Moscow - Fourteen members of a Russian Orthodox sect, including two children, have surfaced from half a year underground hibernating and praying ahead of the apocalypse they expect in May.
Following months of negotiation through a ventilation pipe with police and priests camped out on the crest above the backcountry cave, the cult members joined seven women wearing long skirts and headscarves who emerged on Friday.
The region's deputy governor Oleg Melnichenko said those who had come out were in 'good health' but that they had retreated back to homes in the nearby farm village refusing medical aid to continue their doomsday vigil.
Another 14 people, including two young girls, were still in the dugout, which is in danger of collapsing with the spring thaw.
Melnichenko said authorities were doing their best to coax out the remaining interred members and reinforce the cave.
Authorities dug an 11-metre pipe into the hole to provide air and water, Russian news agency Interfax reported.
Sect members have threatened to blow themselves up with stockpiled gas balloons and kerosene if police try to remove them forcefully.
'There is great faith that tomorrow (Wednesday) they will all come out,' said Melnichenko.

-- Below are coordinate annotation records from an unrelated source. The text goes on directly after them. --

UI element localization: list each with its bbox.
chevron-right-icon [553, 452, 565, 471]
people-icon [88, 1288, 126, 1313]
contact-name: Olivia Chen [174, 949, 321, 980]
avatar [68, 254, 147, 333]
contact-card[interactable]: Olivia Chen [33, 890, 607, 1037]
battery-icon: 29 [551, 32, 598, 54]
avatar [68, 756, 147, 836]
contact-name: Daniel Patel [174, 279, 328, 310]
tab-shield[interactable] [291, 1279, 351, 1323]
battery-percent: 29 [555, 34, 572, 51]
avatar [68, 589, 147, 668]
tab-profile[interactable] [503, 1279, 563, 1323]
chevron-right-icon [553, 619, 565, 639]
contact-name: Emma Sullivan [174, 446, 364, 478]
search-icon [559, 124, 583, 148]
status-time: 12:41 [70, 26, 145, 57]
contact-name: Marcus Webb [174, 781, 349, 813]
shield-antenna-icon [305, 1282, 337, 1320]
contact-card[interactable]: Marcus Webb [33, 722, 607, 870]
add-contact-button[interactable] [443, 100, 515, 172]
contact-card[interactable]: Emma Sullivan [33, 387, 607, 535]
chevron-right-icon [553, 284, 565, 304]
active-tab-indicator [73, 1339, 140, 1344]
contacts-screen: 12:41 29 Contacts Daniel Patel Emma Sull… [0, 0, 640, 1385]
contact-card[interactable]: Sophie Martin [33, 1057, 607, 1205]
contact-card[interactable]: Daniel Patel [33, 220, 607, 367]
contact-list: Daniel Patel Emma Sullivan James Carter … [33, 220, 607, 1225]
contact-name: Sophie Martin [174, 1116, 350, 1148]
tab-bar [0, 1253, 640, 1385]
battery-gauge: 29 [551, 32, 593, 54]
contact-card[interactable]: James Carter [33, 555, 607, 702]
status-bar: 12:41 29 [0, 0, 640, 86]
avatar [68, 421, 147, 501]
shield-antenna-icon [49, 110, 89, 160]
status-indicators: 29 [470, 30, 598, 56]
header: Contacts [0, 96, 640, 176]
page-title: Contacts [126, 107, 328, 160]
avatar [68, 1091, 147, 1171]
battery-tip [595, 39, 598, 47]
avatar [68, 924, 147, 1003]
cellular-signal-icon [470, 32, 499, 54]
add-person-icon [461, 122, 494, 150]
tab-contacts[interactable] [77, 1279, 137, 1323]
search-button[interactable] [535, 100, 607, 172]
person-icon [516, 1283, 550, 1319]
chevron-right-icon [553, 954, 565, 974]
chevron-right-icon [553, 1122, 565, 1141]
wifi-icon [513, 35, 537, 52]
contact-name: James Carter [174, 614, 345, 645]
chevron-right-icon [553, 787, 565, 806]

The sect leader, Pyotr Kuznetsov, a 44-year-old trained engineer from a deeply religious family, was released from detainment in a regional psychiatric hospital as part of talks and now lives with the sect in the remote farm village near the cave.
Kuznetsov claims his cult is the 'true' Russian Orthodox Church and forbids the 35 members recruited from monasteries as far afield as Ukraine and Belarus from buying products and paying taxes, whose identification codes he called satanic numbers.
The Russian Orthodox Church and the government have worried over the rapid growth of religious groups since the fall of the Soviet Union.
Security forces have been watching the remote gully around the clock and keeping journalists at bay since the sect was discovered two months after they went underground in November.